Fit a Poisson regression model with target variable the rate of burglaries per census tract and with predictor the median income. Offset using the log of the population so that we are looking at the rate of burglaries per population instead of the number of burglaries. How can you interpret the meaning of the output? How do the estimates from the model compare to the observed data?
model1 <- tract_data_sf |>
st_drop_geometry() |>
filter(
population>0,
!is.na(median_income),
!is.na(burglaries)
)
Poisson regression model fit
model2 <- glm(
burglaries ~ median_income + offset(log(population)),
data = model1,
family =poisson()
)
summary(model2)
Call:
glm(formula = burglaries ~ median_income + offset(log(population)),
family = poisson(), data = model1)
Coefficients:
Estimate Std. Error z value Pr(>|z|)
(Intercept) -5.184e+00 9.778e-02 -53.01 <2e-16 ***
median_income -2.434e-05 1.686e-06 -14.43 <2e-16 ***
---
Signif. codes: 0 ‘***’ 0.001 ‘**’ 0.01 ‘*’ 0.05 ‘.’ 0.1 ‘ ’ 1
(Dispersion parameter for poisson family taken to be 1)

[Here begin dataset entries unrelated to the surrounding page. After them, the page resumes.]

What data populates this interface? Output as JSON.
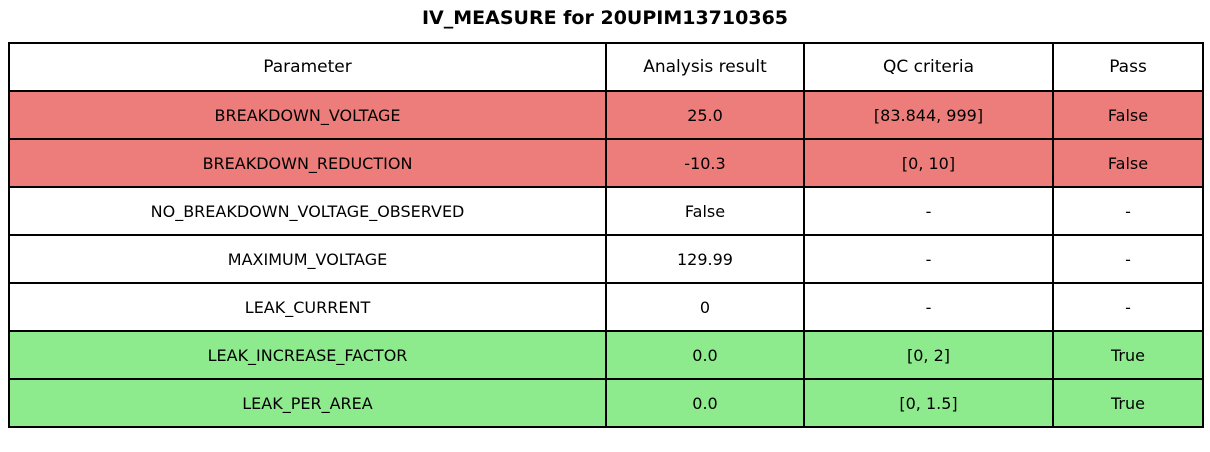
{
  "title": "IV_MEASURE for 20UPIM13710365",
  "table": {
    "headers": [
      "Parameter",
      "Analysis result",
      "QC criteria",
      "Pass"
    ],
    "rows": [
      {
        "status": "fail",
        "cells": [
          "BREAKDOWN_VOLTAGE",
          "25.0",
          "[83.844, 999]",
          "False"
        ]
      },
      {
        "status": "fail",
        "cells": [
          "BREAKDOWN_REDUCTION",
          "-10.3",
          "[0, 10]",
          "False"
        ]
      },
      {
        "status": "neutral",
        "cells": [
          "NO_BREAKDOWN_VOLTAGE_OBSERVED",
          "False",
          "-",
          "-"
        ]
      },
      {
        "status": "neutral",
        "cells": [
          "MAXIMUM_VOLTAGE",
          "129.99",
          "-",
          "-"
        ]
      },
      {
        "status": "neutral",
        "cells": [
          "LEAK_CURRENT",
          "0",
          "-",
          "-"
        ]
      },
      {
        "status": "pass",
        "cells": [
          "LEAK_INCREASE_FACTOR",
          "0.0",
          "[0, 2]",
          "True"
        ]
      },
      {
        "status": "pass",
        "cells": [
          "LEAK_PER_AREA",
          "0.0",
          "[0, 1.5]",
          "True"
        ]
      }
    ]
  },
  "colors": {
    "fail_row_bg": "#ED7D7B",
    "pass_row_bg": "#8DEB8D",
    "neutral_row_bg": "#FFFFFF",
    "border": "#000000",
    "text": "#000000"
  },
  "chart_data": {
    "type": "table",
    "title": "IV_MEASURE for 20UPIM13710365",
    "columns": [
      "Parameter",
      "Analysis result",
      "QC criteria",
      "Pass"
    ],
    "rows": [
      [
        "BREAKDOWN_VOLTAGE",
        "25.0",
        "[83.844, 999]",
        "False"
      ],
      [
        "BREAKDOWN_REDUCTION",
        "-10.3",
        "[0, 10]",
        "False"
      ],
      [
        "NO_BREAKDOWN_VOLTAGE_OBSERVED",
        "False",
        "-",
        "-"
      ],
      [
        "MAXIMUM_VOLTAGE",
        "129.99",
        "-",
        "-"
      ],
      [
        "LEAK_CURRENT",
        "0",
        "-",
        "-"
      ],
      [
        "LEAK_INCREASE_FACTOR",
        "0.0",
        "[0, 2]",
        "True"
      ],
      [
        "LEAK_PER_AREA",
        "0.0",
        "[0, 1.5]",
        "True"
      ]
    ],
    "row_status": [
      "fail",
      "fail",
      "neutral",
      "neutral",
      "neutral",
      "pass",
      "pass"
    ],
    "row_status_colors": {
      "fail": "#ED7D7B",
      "pass": "#8DEB8D",
      "neutral": "#FFFFFF"
    },
    "legend_position": "none",
    "grid": "full-borders"
  }
}
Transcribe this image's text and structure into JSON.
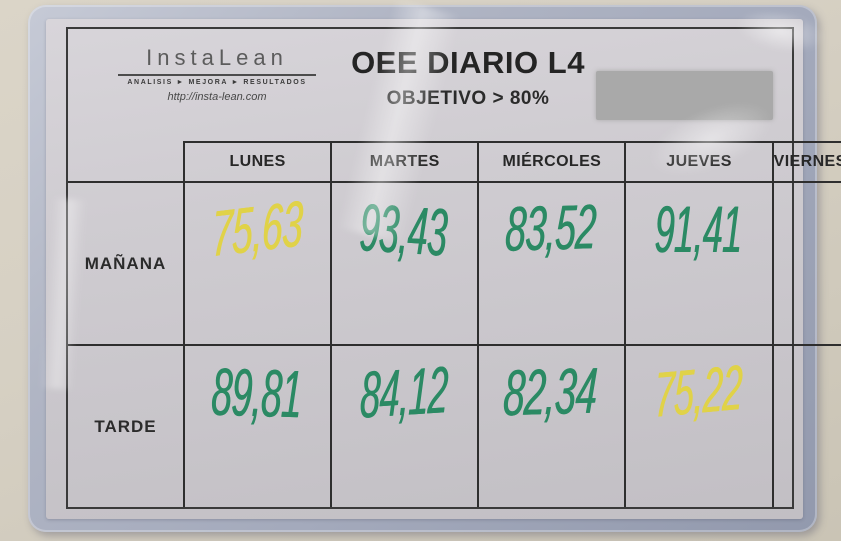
{
  "document": {
    "logo": {
      "name": "InstaLean",
      "tagline": "ANALISIS ► MEJORA ► RESULTADOS",
      "url": "http://insta-lean.com"
    },
    "title": "OEE DIARIO L4",
    "subtitle": "OBJETIVO > 80%"
  },
  "chart_data": {
    "type": "table",
    "title": "OEE DIARIO L4",
    "objective": "> 80%",
    "columns": [
      "LUNES",
      "MARTES",
      "MIÉRCOLES",
      "JUEVES",
      "VIERNES"
    ],
    "rows": [
      {
        "label": "MAÑANA",
        "values": [
          "75,63",
          "93,43",
          "83,52",
          "91,41",
          ""
        ]
      },
      {
        "label": "TARDE",
        "values": [
          "89,81",
          "84,12",
          "82,34",
          "75,22",
          ""
        ]
      }
    ],
    "value_colors": [
      [
        "yellow",
        "green",
        "green",
        "green",
        ""
      ],
      [
        "green",
        "green",
        "green",
        "yellow",
        ""
      ]
    ],
    "marker_colors": {
      "green": "#2b8a64",
      "yellow": "#e0d248"
    }
  }
}
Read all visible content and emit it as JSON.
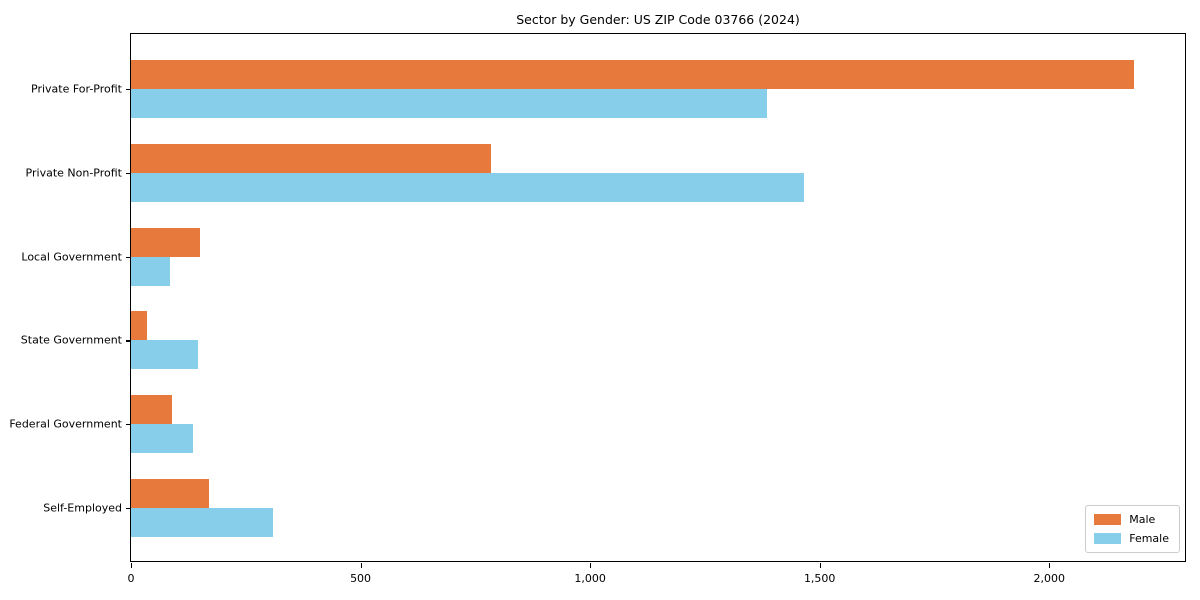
{
  "chart_data": {
    "type": "bar",
    "orientation": "horizontal",
    "title": "Sector by Gender: US ZIP Code 03766 (2024)",
    "categories": [
      "Private For-Profit",
      "Private Non-Profit",
      "Local Government",
      "State Government",
      "Federal Government",
      "Self-Employed"
    ],
    "series": [
      {
        "name": "Male",
        "color": "#E8793C",
        "values": [
          2185,
          785,
          150,
          35,
          90,
          170
        ]
      },
      {
        "name": "Female",
        "color": "#87CEEB",
        "values": [
          1385,
          1465,
          85,
          145,
          135,
          310
        ]
      }
    ],
    "xlabel": "",
    "ylabel": "",
    "xlim": [
      0,
      2300
    ],
    "xticks": [
      0,
      500,
      1000,
      1500,
      2000
    ],
    "xtick_labels": [
      "0",
      "500",
      "1,000",
      "1,500",
      "2,000"
    ],
    "grid": false,
    "legend_position": "lower right",
    "colors": {
      "male": "#E8793C",
      "female": "#87CEEB",
      "spine": "#000000",
      "background": "#ffffff"
    }
  },
  "legend": {
    "male_label": "Male",
    "female_label": "Female"
  }
}
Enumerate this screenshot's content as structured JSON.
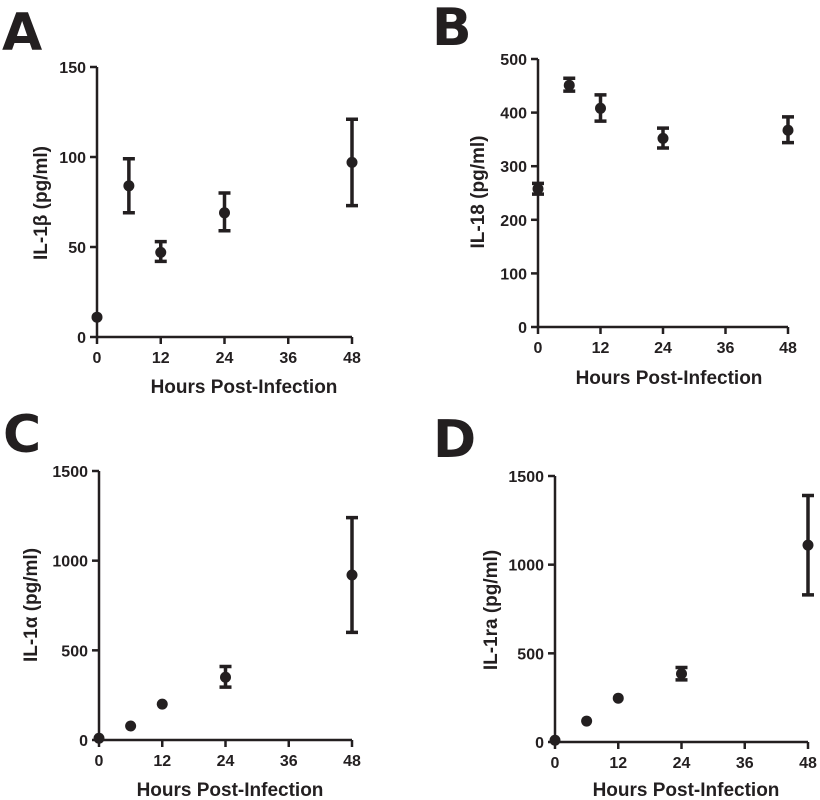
{
  "chart_data": [
    {
      "panel": "A",
      "type": "scatter",
      "xlabel": "Hours Post-Infection",
      "ylabel": "IL-1β (pg/ml)",
      "xlim": [
        0,
        48
      ],
      "ylim": [
        0,
        150
      ],
      "xticks": [
        0,
        12,
        24,
        36,
        48
      ],
      "yticks": [
        0,
        50,
        100,
        150
      ],
      "points": [
        {
          "x": 0,
          "y": 11,
          "err_low": null,
          "err_high": null
        },
        {
          "x": 6,
          "y": 84,
          "err_low": 69,
          "err_high": 99
        },
        {
          "x": 12,
          "y": 47,
          "err_low": 42,
          "err_high": 53
        },
        {
          "x": 24,
          "y": 69,
          "err_low": 59,
          "err_high": 80
        },
        {
          "x": 48,
          "y": 97,
          "err_low": 73,
          "err_high": 121
        }
      ]
    },
    {
      "panel": "B",
      "type": "scatter",
      "xlabel": "Hours Post-Infection",
      "ylabel": "IL-18 (pg/ml)",
      "xlim": [
        0,
        48
      ],
      "ylim": [
        0,
        500
      ],
      "xticks": [
        0,
        12,
        24,
        36,
        48
      ],
      "yticks": [
        0,
        100,
        200,
        300,
        400,
        500
      ],
      "points": [
        {
          "x": 0,
          "y": 258,
          "err_low": 248,
          "err_high": 268
        },
        {
          "x": 6,
          "y": 451,
          "err_low": 440,
          "err_high": 464
        },
        {
          "x": 12,
          "y": 408,
          "err_low": 384,
          "err_high": 433
        },
        {
          "x": 24,
          "y": 352,
          "err_low": 334,
          "err_high": 371
        },
        {
          "x": 48,
          "y": 367,
          "err_low": 344,
          "err_high": 392
        }
      ]
    },
    {
      "panel": "C",
      "type": "scatter",
      "xlabel": "Hours Post-Infection",
      "ylabel": "IL-1α (pg/ml)",
      "xlim": [
        0,
        48
      ],
      "ylim": [
        0,
        1500
      ],
      "xticks": [
        0,
        12,
        24,
        36,
        48
      ],
      "yticks": [
        0,
        500,
        1000,
        1500
      ],
      "points": [
        {
          "x": 0,
          "y": 10,
          "err_low": null,
          "err_high": null
        },
        {
          "x": 6,
          "y": 78,
          "err_low": null,
          "err_high": null
        },
        {
          "x": 12,
          "y": 200,
          "err_low": null,
          "err_high": null
        },
        {
          "x": 24,
          "y": 350,
          "err_low": 295,
          "err_high": 410
        },
        {
          "x": 48,
          "y": 920,
          "err_low": 600,
          "err_high": 1240
        }
      ]
    },
    {
      "panel": "D",
      "type": "scatter",
      "xlabel": "Hours Post-Infection",
      "ylabel": "IL-1ra (pg/ml)",
      "xlim": [
        0,
        48
      ],
      "ylim": [
        0,
        1500
      ],
      "xticks": [
        0,
        12,
        24,
        36,
        48
      ],
      "yticks": [
        0,
        500,
        1000,
        1500
      ],
      "points": [
        {
          "x": 0,
          "y": 10,
          "err_low": null,
          "err_high": null
        },
        {
          "x": 6,
          "y": 118,
          "err_low": null,
          "err_high": null
        },
        {
          "x": 12,
          "y": 247,
          "err_low": null,
          "err_high": null
        },
        {
          "x": 24,
          "y": 385,
          "err_low": 350,
          "err_high": 420
        },
        {
          "x": 48,
          "y": 1110,
          "err_low": 830,
          "err_high": 1390
        }
      ]
    }
  ]
}
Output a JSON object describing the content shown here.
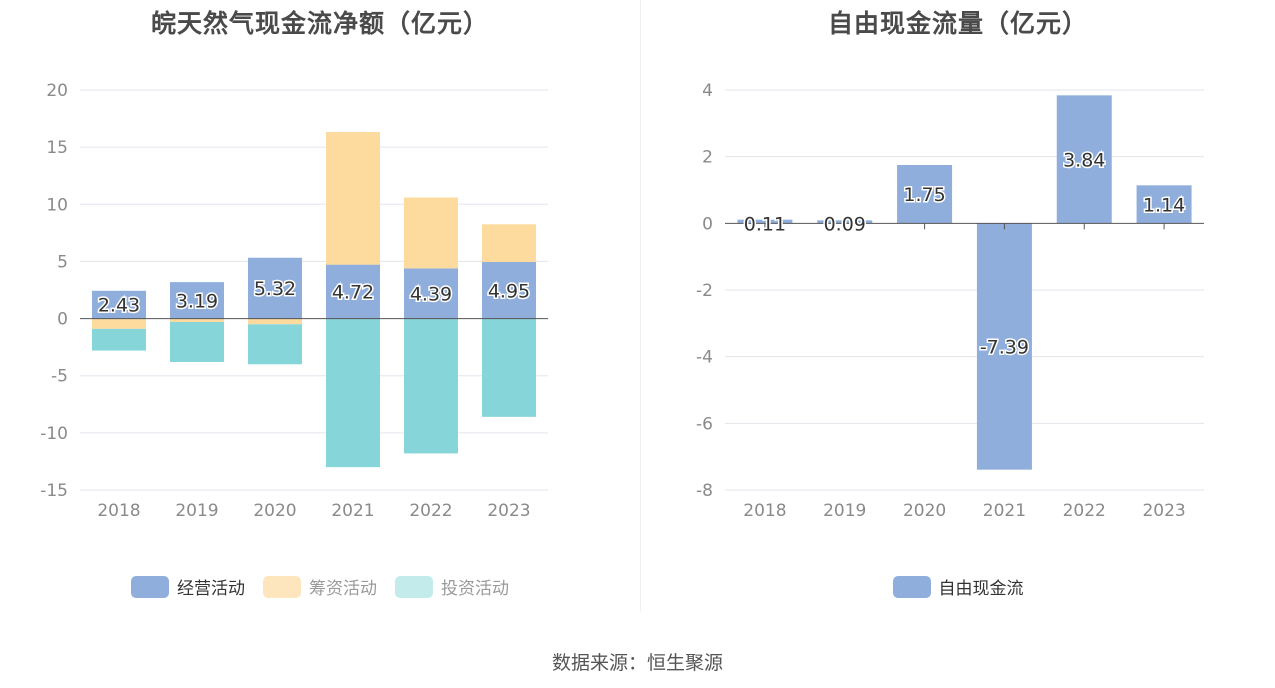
{
  "source_text": "数据来源：恒生聚源",
  "colors": {
    "operating": "#8FAEDC",
    "financing": "#FDDB9E",
    "investing": "#86D5D8",
    "fcf": "#8FAEDC",
    "grid": "#E2E5EC",
    "axis_text": "#8a8a8a",
    "zero_line": "#555555"
  },
  "chart_data": [
    {
      "type": "bar",
      "stacked": true,
      "title": "皖天然气现金流净额（亿元）",
      "categories": [
        "2018",
        "2019",
        "2020",
        "2021",
        "2022",
        "2023"
      ],
      "series": [
        {
          "name": "经营活动",
          "values": [
            2.43,
            3.19,
            5.32,
            4.72,
            4.39,
            4.95
          ],
          "labels": [
            "2.43",
            "3.19",
            "5.32",
            "4.72",
            "4.39",
            "4.95"
          ]
        },
        {
          "name": "筹资活动",
          "values": [
            -0.9,
            -0.3,
            -0.5,
            11.6,
            6.2,
            3.3
          ]
        },
        {
          "name": "投资活动",
          "values": [
            -1.9,
            -3.5,
            -3.5,
            -13.0,
            -11.8,
            -8.6
          ]
        }
      ],
      "ylim": [
        -15,
        20
      ],
      "yticks": [
        "20",
        "15",
        "10",
        "5",
        "0",
        "-5",
        "-10",
        "-15"
      ],
      "ytick_values": [
        20,
        15,
        10,
        5,
        0,
        -5,
        -10,
        -15
      ],
      "legend": "bottom"
    },
    {
      "type": "bar",
      "title": "自由现金流量（亿元）",
      "categories": [
        "2018",
        "2019",
        "2020",
        "2021",
        "2022",
        "2023"
      ],
      "series": [
        {
          "name": "自由现金流",
          "values": [
            0.11,
            0.09,
            1.75,
            -7.39,
            3.84,
            1.14
          ],
          "labels": [
            "0.11",
            "0.09",
            "1.75",
            "-7.39",
            "3.84",
            "1.14"
          ]
        }
      ],
      "ylim": [
        -8,
        4
      ],
      "yticks": [
        "4",
        "2",
        "0",
        "-2",
        "-4",
        "-6",
        "-8"
      ],
      "ytick_values": [
        4,
        2,
        0,
        -2,
        -4,
        -6,
        -8
      ],
      "legend": "bottom"
    }
  ]
}
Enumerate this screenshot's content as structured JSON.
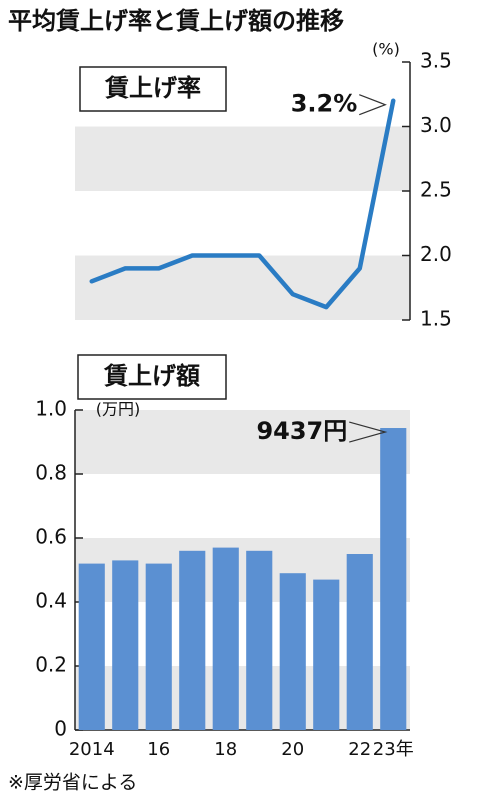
{
  "title": "平均賃上げ率と賃上げ額の推移",
  "source": "※厚労省による",
  "chart_data": [
    {
      "type": "line",
      "label": "賃上げ率",
      "unit": "(%)",
      "values": [
        1.8,
        1.9,
        1.9,
        2.0,
        2.0,
        2.0,
        1.7,
        1.6,
        1.9,
        3.2
      ],
      "value_labels": [
        null,
        null,
        null,
        null,
        null,
        null,
        null,
        null,
        null,
        "3.2%"
      ],
      "color": "#2a7cc4",
      "ylim": [
        1.5,
        3.5
      ],
      "yticks": [
        1.5,
        {
          "value": 2,
          "label": "2.0"
        },
        2.5,
        {
          "value": 3,
          "label": "3.0"
        },
        3.5
      ],
      "grid": "bands"
    },
    {
      "type": "bar",
      "label": "賃上げ額",
      "unit": "(万円)",
      "categories": [
        "2014",
        null,
        "16",
        null,
        "18",
        null,
        "20",
        null,
        "22",
        "23年"
      ],
      "values": [
        0.52,
        0.53,
        0.52,
        0.56,
        0.57,
        0.56,
        0.49,
        0.47,
        0.55,
        0.9437
      ],
      "value_labels": [
        null,
        null,
        null,
        null,
        null,
        null,
        null,
        null,
        null,
        "9437円"
      ],
      "color": "#5b90d2",
      "ylim": [
        0,
        1
      ],
      "yticks": [
        0,
        0.2,
        0.4,
        0.6,
        0.8,
        {
          "value": 1,
          "label": "1.0"
        }
      ],
      "grid": "bands"
    }
  ]
}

Null deviance: 838.73 on 169 degrees of freedom
Residual deviance: 577.53 on 168 degrees of freedom
AIC: 1089.4
Number of Fisher Scoring iterations: 5
Interpret the coefficient on median_income
model2 |> coef() |> exp()
(Intercept) median_income
0.00560792 0.99997566
Income is measured in dollars, so the effect per $1 is too small to interpret. I scaled the coefficient to a $10,000 increase, which makes the rate ratio meaningful while still using the same exponentiation approach taught in class.
exp(10000 * coef(model2)["median_income"])
median_income
0.7839851
For two census tracts with the same population, the tract with a $10,000 higher median income is estimated to have a burglary rate that is about 21.6% lower.
predict(
model2,
newdata = tibble(
median_income = c(30000, 80000),
population = c(4000, 4000)
),
type = "response"
)
1 2
10.808993 3.201285
For two census tracts with the same population of 4,000 people, the model predicts about 10.8 aggravated burglaries in a tract with a median income of $30,000, compared to about 3.2 burglaries in a tract with a median income of $80,000. This reflects the model’s estimate that higher-income areas have substantially lower burglary rates.